Common Roofing Problem: Ponding Water
No one roofing system or type of facility is more susceptible than another; ponding water is a universal problem. The primary source of ponding water is lack of roof slope in the system. The absence of roof slope isn’t the only poor design decision that results in drainage problems; others include:
- A scupper or drainage system that has no crickets or saddles.
- A curb that obstructs the drainage path.
- An inadequate drain sump.
- Clogged drains and gutters.
If there’s been a leak that caused the deck to corrode or insulation to compress, the deck or insulation might sag enabling water to collect. Another source of this deflection is the weight of rooftop equipment.
Water that doesn’t drain from the roof properly provides an opportunity for microbial growth.
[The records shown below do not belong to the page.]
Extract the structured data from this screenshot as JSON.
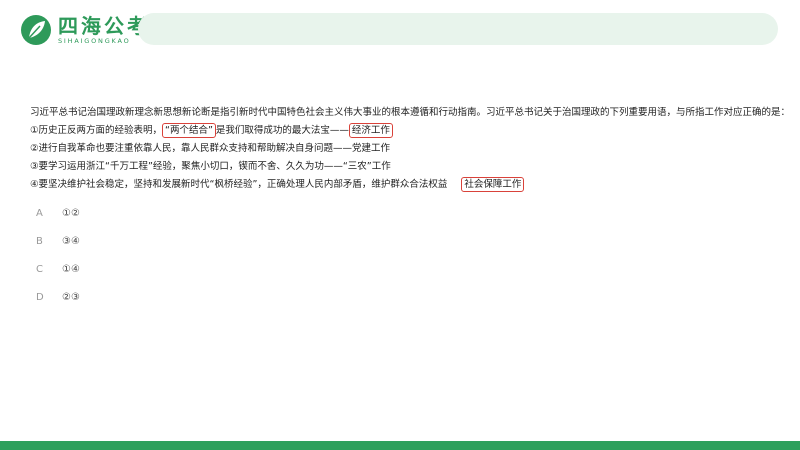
{
  "header": {
    "logo_title": "四海公考",
    "logo_subtitle": "SIHAIGONGKAO"
  },
  "question": {
    "stem": "习近平总书记治国理政新理念新思想新论断是指引新时代中国特色社会主义伟大事业的根本遵循和行动指南。习近平总书记关于治国理政的下列重要用语，与所指工作对应正确的是：",
    "items": [
      {
        "pre": "①历史正反两方面的经验表明，",
        "boxed": "“两个结合”",
        "mid": "是我们取得成功的最大法宝——",
        "answer": "经济工作"
      },
      {
        "text": "②进行自我革命也要注重依靠人民，靠人民群众支持和帮助解决自身问题——党建工作"
      },
      {
        "text": "③要学习运用浙江“千万工程”经验，聚焦小切口，锲而不舍、久久为功——“三农”工作"
      },
      {
        "pre": "④要坚决维护社会稳定，坚持和发展新时代“枫桥经验”，正确处理人民内部矛盾，维护群众合法权益",
        "answer": "社会保障工作"
      }
    ]
  },
  "options": [
    {
      "letter": "A",
      "text": "①②"
    },
    {
      "letter": "B",
      "text": "③④"
    },
    {
      "letter": "C",
      "text": "①④"
    },
    {
      "letter": "D",
      "text": "②③"
    }
  ],
  "colors": {
    "brand": "#2e9a5a",
    "highlight_box": "#d9423a",
    "footer": "#2ea05d"
  }
}
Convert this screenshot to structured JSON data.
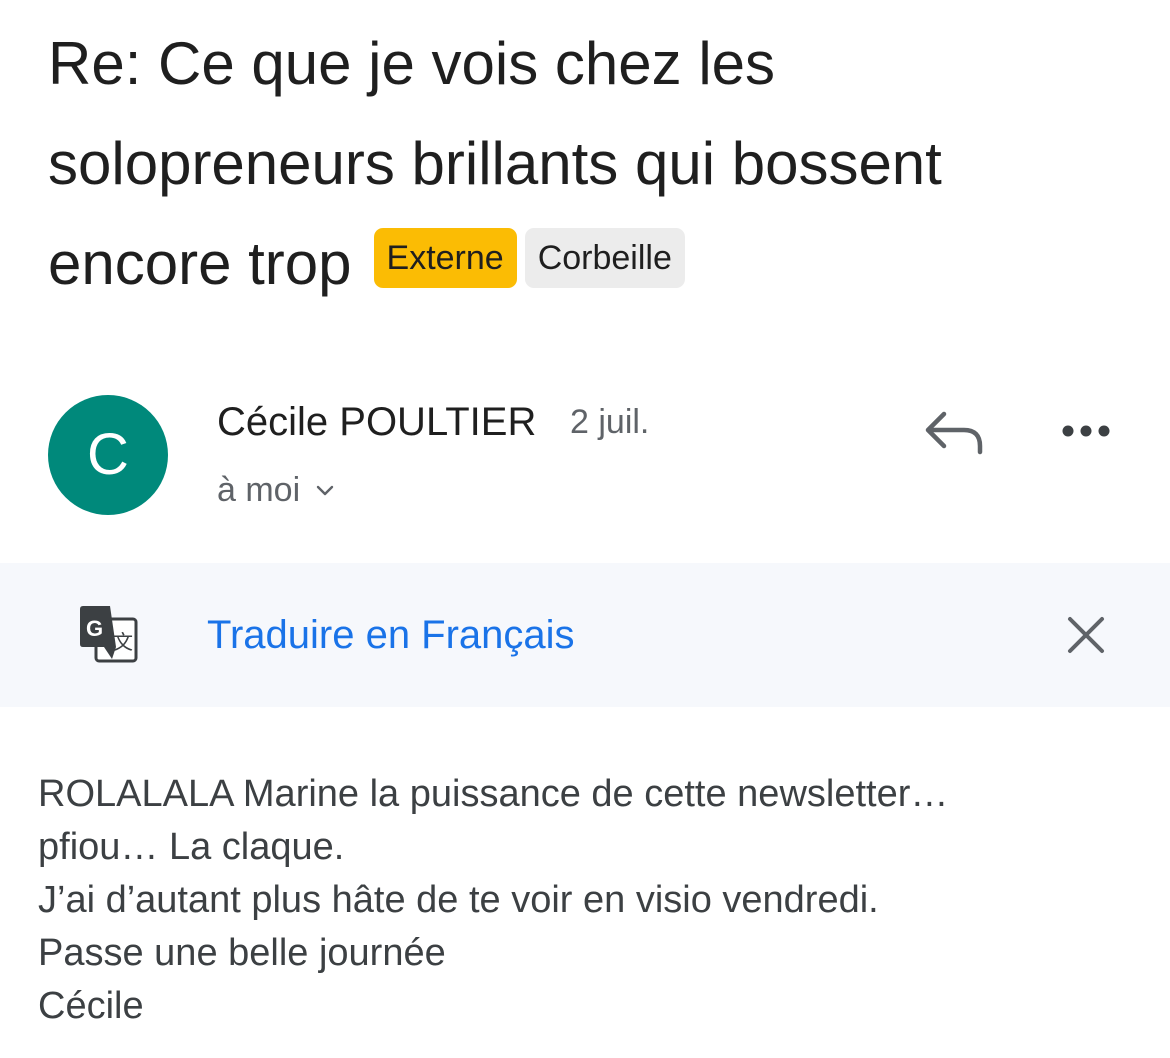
{
  "email": {
    "subject": "Re: Ce que je vois chez les solopreneurs brillants qui bossent encore trop",
    "labels": {
      "externe": "Externe",
      "corbeille": "Corbeille"
    },
    "sender": {
      "avatar_letter": "C",
      "name": "Cécile POULTIER",
      "date": "2 juil.",
      "recipient": "à moi"
    },
    "translate": {
      "link": "Traduire en Français"
    },
    "body": {
      "lines": [
        "ROLALALA Marine la puissance de cette newsletter…",
        "pfiou… La claque.",
        "J’ai d’autant plus hâte de te voir en visio vendredi.",
        "Passe une belle journée",
        "Cécile"
      ]
    }
  },
  "icons": {
    "reply": "reply-icon",
    "more": "more-horizontal-icon",
    "recipient_chevron": "chevron-down-icon",
    "translate": "google-translate-icon",
    "close": "close-icon"
  },
  "colors": {
    "avatar": "#00897b",
    "externe_chip": "#fbbc04",
    "corbeille_chip": "#ececec",
    "link": "#1a73e8",
    "translate_bar": "#f6f8fc"
  }
}
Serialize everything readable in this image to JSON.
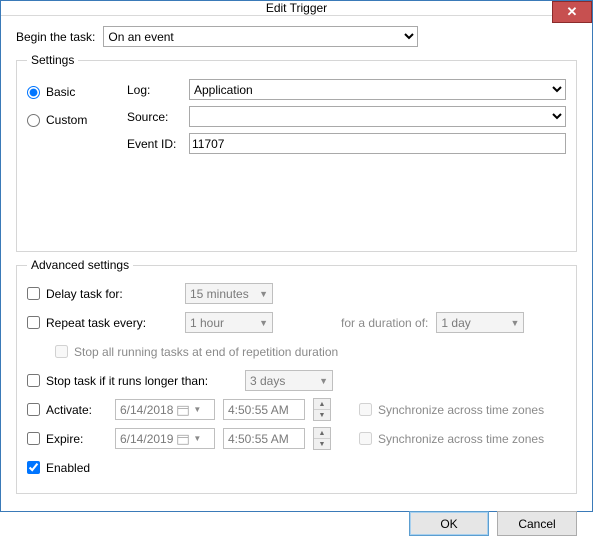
{
  "window": {
    "title": "Edit Trigger",
    "close_glyph": "✕"
  },
  "begin": {
    "label": "Begin the task:",
    "value": "On an event"
  },
  "settings": {
    "legend": "Settings",
    "basic_label": "Basic",
    "custom_label": "Custom",
    "log": {
      "label": "Log:",
      "value": "Application"
    },
    "source": {
      "label": "Source:",
      "value": ""
    },
    "event_id": {
      "label": "Event ID:",
      "value": "11707"
    }
  },
  "advanced": {
    "legend": "Advanced settings",
    "delay": {
      "label": "Delay task for:",
      "value": "15 minutes",
      "checked": false
    },
    "repeat": {
      "label": "Repeat task every:",
      "value": "1 hour",
      "duration_label": "for a duration of:",
      "duration_value": "1 day",
      "checked": false
    },
    "stop_repeat": {
      "label": "Stop all running tasks at end of repetition duration",
      "checked": false
    },
    "stop_longer": {
      "label": "Stop task if it runs longer than:",
      "value": "3 days",
      "checked": false
    },
    "activate": {
      "label": "Activate:",
      "date": "6/14/2018",
      "time": "4:50:55 AM",
      "sync_label": "Synchronize across time zones",
      "checked": false
    },
    "expire": {
      "label": "Expire:",
      "date": "6/14/2019",
      "time": "4:50:55 AM",
      "sync_label": "Synchronize across time zones",
      "checked": false
    },
    "enabled": {
      "label": "Enabled",
      "checked": true
    }
  },
  "buttons": {
    "ok": "OK",
    "cancel": "Cancel"
  }
}
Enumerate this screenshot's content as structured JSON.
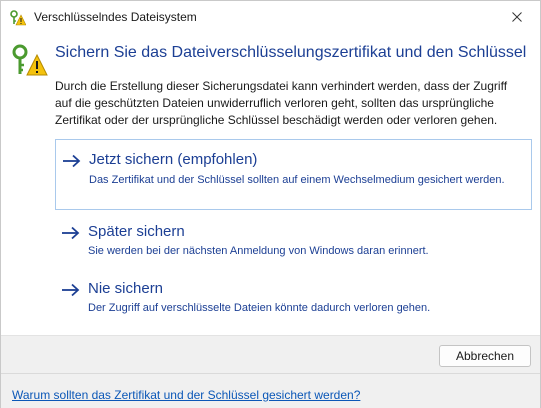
{
  "window": {
    "title": "Verschlüsselndes Dateisystem",
    "close_icon": "close-icon",
    "app_icon": "key-warning-icon"
  },
  "main": {
    "heading": "Sichern Sie das Dateiverschlüsselungszertifikat und den Schlüssel",
    "description": "Durch die Erstellung dieser Sicherungsdatei kann verhindert werden, dass der Zugriff auf die geschützten Dateien unwiderruflich verloren geht, sollten das ursprüngliche Zertifikat oder der ursprüngliche Schlüssel beschädigt werden oder verloren gehen.",
    "options": [
      {
        "title": "Jetzt sichern (empfohlen)",
        "description": "Das Zertifikat und der Schlüssel sollten auf einem Wechselmedium gesichert werden."
      },
      {
        "title": "Später sichern",
        "description": "Sie werden bei der nächsten Anmeldung von Windows daran erinnert."
      },
      {
        "title": "Nie sichern",
        "description": "Der Zugriff auf verschlüsselte Dateien könnte dadurch verloren gehen."
      }
    ]
  },
  "footer": {
    "cancel_label": "Abbrechen",
    "help_link": "Warum sollten das Zertifikat und der Schlüssel gesichert werden?"
  },
  "colors": {
    "accent": "#1c3f94",
    "link": "#0b57b7",
    "selection_border": "#a9c9ec",
    "key_icon": "#4b9a2f",
    "warning_icon": "#f4c20d"
  }
}
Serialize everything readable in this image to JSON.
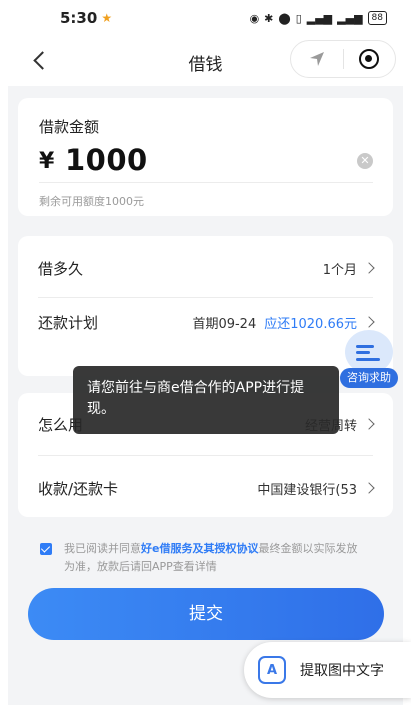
{
  "status_bar": {
    "time": "5:30",
    "battery": "88"
  },
  "nav": {
    "title": "借钱"
  },
  "amount": {
    "label": "借款金额",
    "currency": "¥",
    "value": "1000",
    "hint": "剩余可用额度1000元"
  },
  "plan": {
    "duration_label": "借多久",
    "duration_value": "1个月",
    "repay_label": "还款计划",
    "repay_first": "首期09-24",
    "repay_amount": "应还1020.66元"
  },
  "usage": {
    "use_label": "怎么用",
    "use_value": "经营周转",
    "card_label": "收款/还款卡",
    "card_value": "中国建设银行(53"
  },
  "consult": {
    "label": "咨询求助"
  },
  "toast": {
    "text": "请您前往与商e借合作的APP进行提现。"
  },
  "agreement": {
    "prefix": "我已阅读并同意",
    "link": "好e借服务及其授权协议",
    "suffix": "最终金额以实际发放为准，放款后请回APP查看详情"
  },
  "submit_label": "提交",
  "extract": {
    "icon_letter": "A",
    "label": "提取图中文字"
  },
  "colors": {
    "accent": "#2f7cf6",
    "toast_bg": "#282828"
  }
}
It also accelerates deterioration. Manufacturer requirements state that water should not stand on the roof for more than 48 hours because it reacts with the membrane and causes premature aging. It also creates slip and fall hazards, adds weight to the roof that structural members and the roof deck may not have been designed to hold, and attracts environmental debris (e.g. sprouting seeds). Additionally, severe leaks are probable.
Inspect your roof. Perform visual inspections after storms to ensure drainage has not been obstructed with environmental debris. Call in a licensed roofing contractor for regular annual inspections and schedule routine maintenance. Regular cleaning and repairs will identify potential problems early and ensure proper drainage.
Improve the roof’s design. Strategies include pouring tapered lightweight concrete, adding tapered insulation, or installing additional drainage mechanisms (e.g. crickets).